José Ovejero regresa mentalmente al colegio del Opus Dei donde estudió para intentar entender por qué la Iglesia católica sigue vetando a las mujeres y a los hombres casados en el sacerdocio.

Pero no sería nada sin una chica o una mujer. Así cantaba James Brown y también podría tararearlo mientras se afeita el papa Francisco II, que acaba de decepcionar a la parte más progresista de la Iglesia al dejar de lado el tema de la ordenación de hombres casados y de mujeres en su exhortación apostólica Querida Amazonia.

Por supuesto, nos dice cualquier prelado al que le preguntes –lo diría hasta el delirante obispo de Alcalá de Henares–, el papel de la mujer en la Iglesia es fundamental, ahí está la Virgen para demostrarlo; pero si Cristo no eligió a mujeres entre los apóstoles, la Iglesia no puede cambiar el mandato divino. El hecho de que varios apóstoles estuviesen casados y la Iglesia haya decidido limitar el sacerdocio exclusivamente a los solteros no parece debilitar la primera explicación: los pensadores de la curia nunca han estado escasos de argumentos para justificar las sutilezas de la legislación eclesiástica.

Pero no quería hablar de argumentaciones jesuíticas ni de la escasez de sacerdotes en Amazonia. Mi preocupación es otra.

De niño y adolescente fui a un colegio del Opus Dei. Por supuesto era solo para chicos y nuestros profesores eran exclusivamente hombres. Solo veíamos mujeres en el ámbito escolar durante las excursiones, convivencias y retiros espirituales: limpiaban nuestros cuartos y nos hacían la comida; solo los profesores podían dirigirse a ellas. Cuando no estaban trabajando para nosotros eran invisibles. Recuerdo que de adolescente cuestioné en algún momento ese trato a las mujeres –yo venía de Vallecas y no estaba acostumbrado a tener “servicio”, salvo el que prestaban mi madre y mi abuela–; la respuesta fue que ellas lo hacían con gusto, porque era su manera de santificarse en la vida cotidiana. A pesar de esa preocupación dictada por la empatía no diré que fuese yo feminista ni mucho menos en aquella época: participaba en los chistes misóginos de mis compañeros y hablaba con desprecio de las chicas, en general, aunque luego, en particular, estuviese deseando que alguna me hiciese caso.

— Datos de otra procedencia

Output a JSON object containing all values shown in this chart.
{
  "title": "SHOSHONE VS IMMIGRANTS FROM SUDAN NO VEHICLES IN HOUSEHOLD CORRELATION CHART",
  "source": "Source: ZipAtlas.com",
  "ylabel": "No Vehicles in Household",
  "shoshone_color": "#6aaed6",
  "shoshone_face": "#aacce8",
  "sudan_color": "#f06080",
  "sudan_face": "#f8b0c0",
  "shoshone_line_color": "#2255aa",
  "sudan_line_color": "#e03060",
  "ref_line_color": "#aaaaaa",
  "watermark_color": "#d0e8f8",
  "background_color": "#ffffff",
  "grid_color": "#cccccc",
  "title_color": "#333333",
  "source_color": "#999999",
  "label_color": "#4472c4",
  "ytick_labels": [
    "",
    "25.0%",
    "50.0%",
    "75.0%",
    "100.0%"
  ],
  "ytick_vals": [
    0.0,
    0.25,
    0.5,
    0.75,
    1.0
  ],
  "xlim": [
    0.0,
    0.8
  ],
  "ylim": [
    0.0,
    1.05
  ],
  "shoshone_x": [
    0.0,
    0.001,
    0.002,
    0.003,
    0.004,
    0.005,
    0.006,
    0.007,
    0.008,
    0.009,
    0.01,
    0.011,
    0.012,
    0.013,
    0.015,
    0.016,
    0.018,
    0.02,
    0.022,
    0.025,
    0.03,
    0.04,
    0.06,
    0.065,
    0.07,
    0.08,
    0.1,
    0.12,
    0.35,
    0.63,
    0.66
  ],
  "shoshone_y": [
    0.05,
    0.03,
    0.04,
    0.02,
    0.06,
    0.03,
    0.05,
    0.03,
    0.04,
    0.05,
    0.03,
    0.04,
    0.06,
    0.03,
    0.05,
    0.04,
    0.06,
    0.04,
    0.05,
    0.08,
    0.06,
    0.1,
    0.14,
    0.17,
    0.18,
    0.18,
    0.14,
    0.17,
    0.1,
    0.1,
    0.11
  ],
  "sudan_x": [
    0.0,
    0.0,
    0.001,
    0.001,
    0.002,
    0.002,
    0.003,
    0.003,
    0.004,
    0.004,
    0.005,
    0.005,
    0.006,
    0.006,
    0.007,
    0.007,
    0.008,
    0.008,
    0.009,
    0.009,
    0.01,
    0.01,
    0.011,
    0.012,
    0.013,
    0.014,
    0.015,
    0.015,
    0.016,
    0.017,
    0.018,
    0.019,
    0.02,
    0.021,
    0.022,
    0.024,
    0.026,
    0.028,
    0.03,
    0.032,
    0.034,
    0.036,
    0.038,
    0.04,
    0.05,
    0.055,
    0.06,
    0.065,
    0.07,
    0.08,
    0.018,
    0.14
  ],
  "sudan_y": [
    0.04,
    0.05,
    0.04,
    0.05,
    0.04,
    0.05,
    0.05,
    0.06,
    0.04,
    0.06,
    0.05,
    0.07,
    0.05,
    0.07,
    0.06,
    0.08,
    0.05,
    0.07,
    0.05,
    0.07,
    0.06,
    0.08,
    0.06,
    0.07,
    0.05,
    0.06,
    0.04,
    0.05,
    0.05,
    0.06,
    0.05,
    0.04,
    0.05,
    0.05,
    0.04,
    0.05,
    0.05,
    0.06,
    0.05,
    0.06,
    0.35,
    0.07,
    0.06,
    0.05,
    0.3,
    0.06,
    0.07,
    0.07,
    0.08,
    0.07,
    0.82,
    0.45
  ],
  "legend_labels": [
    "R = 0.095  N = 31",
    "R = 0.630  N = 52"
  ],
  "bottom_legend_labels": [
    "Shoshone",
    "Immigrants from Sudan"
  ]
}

Pero no había chicas en el ámbito escolar. Solo hombres. Sacerdotes, numerarios y supernumerarios del Opus Dei. Y entre los alumnos corría la voz de cuáles eran los profesores que metían mano, cuál te besaba en los labios en las excursiones, cuál te hacía preguntas difíciles cuando te llamaba a su despacho (¿tú te tocas?, ¿qué haces exactamente?, ¿te lavas bien los genitales en la ducha?, ¿sabes cómo hay que hacerlo?). Entonces no hablábamos de pederastia, solo de que te metían mano, como no hablábamos de sacerdotes gays ni homosexuales, solo de maricones.

Éramos, al menos hacia fuera para no ser señalados en el grupo, misóginos y homófobos, y el ambiente creado en el colegio lo fomentaba. Nuestros profesores hacían los mismos chistes, se alentaba la camaradería masculina, se alababan la virilidad y la castidad, o, como lo llamaban significativamente, la pureza, porque el contacto íntimo con la mujer te ensuciaba. Pero fueron ellos quienes ensuciaron mi adolescencia con sus fantasías reprimidas y represoras y cargando de culpa mis deseos naturales.

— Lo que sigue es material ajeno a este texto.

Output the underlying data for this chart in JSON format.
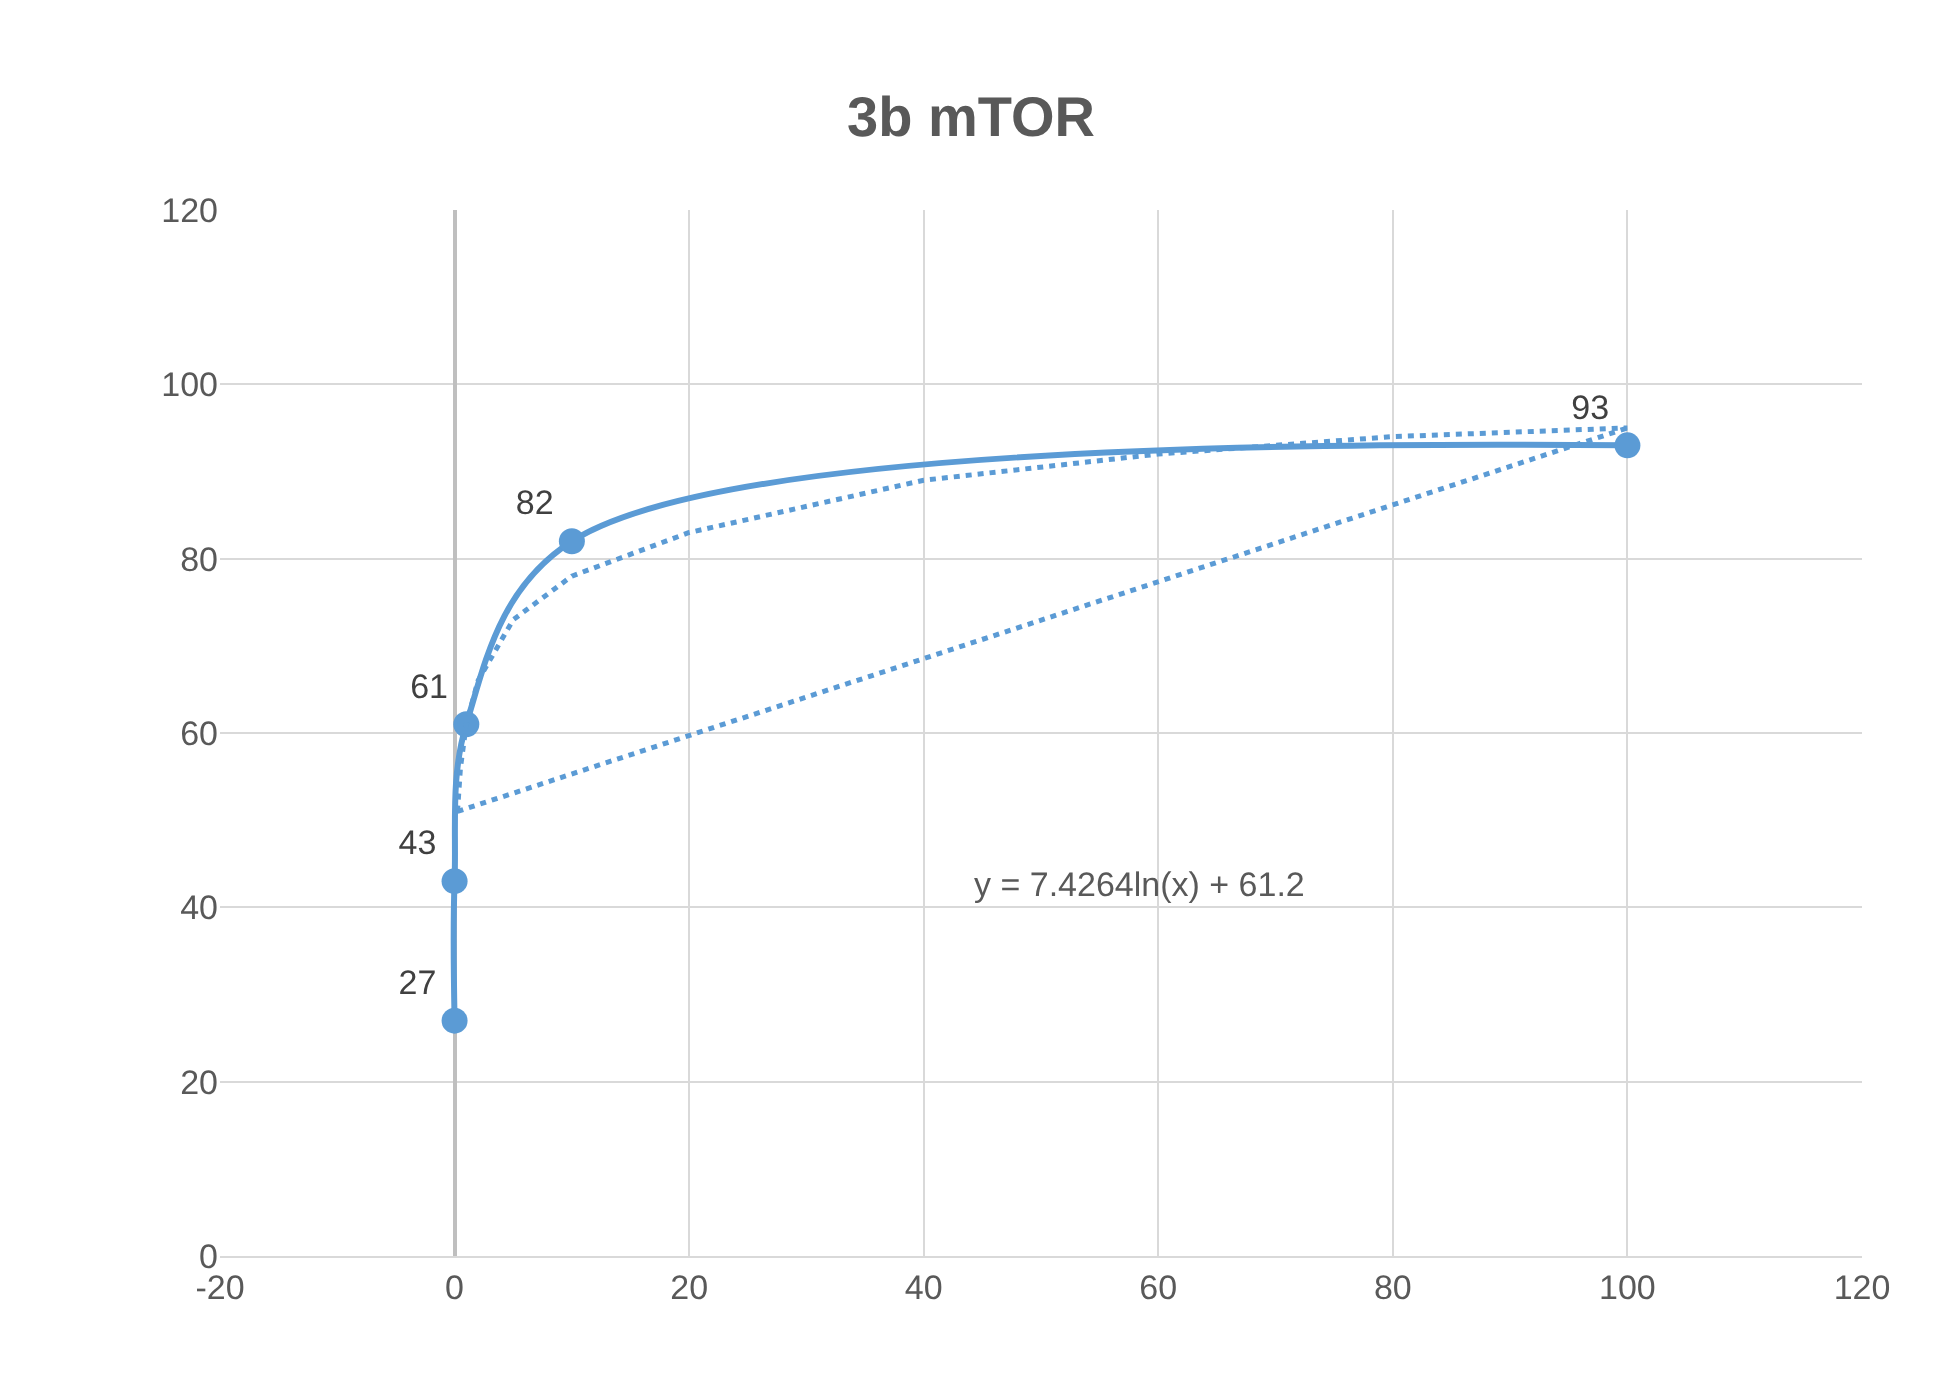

Sé que el sacerdocio de las mujeres no hará necesariamente que la institución sea más progresista. Sé que la pederastia en la Iglesia no se solucionaría por completo acabando con el celibato, aunque parece obvio que reduciría su incidencia, y aún la reduciría más que los sacerdotes no tuviesen que vivir a escondidas su sexualidad, de cualquier orientación. Y lo que me resulta muy difícil de entender, incluso aunque intente situarme en un punto de vista católico, es por qué esa corte de ancianos que domina la Iglesia prefiere que sus fieles mueran en pecado y se condenen eternamente, porque en lugares apartados de la Amazonia no hay sacerdotes para ofrecer la confesión y la comunión, antes de que una mujer pueda impartir esos sacramentos, antes incluso de que pueda hacerlo un hombre que vive con una mujer. Aunque dado que la Iglesia lleva siglos discriminando a las mujeres, reprimiendo la sexualidad de sus fieles y ocultando los abusos del clero no debería sorprenderme tanto.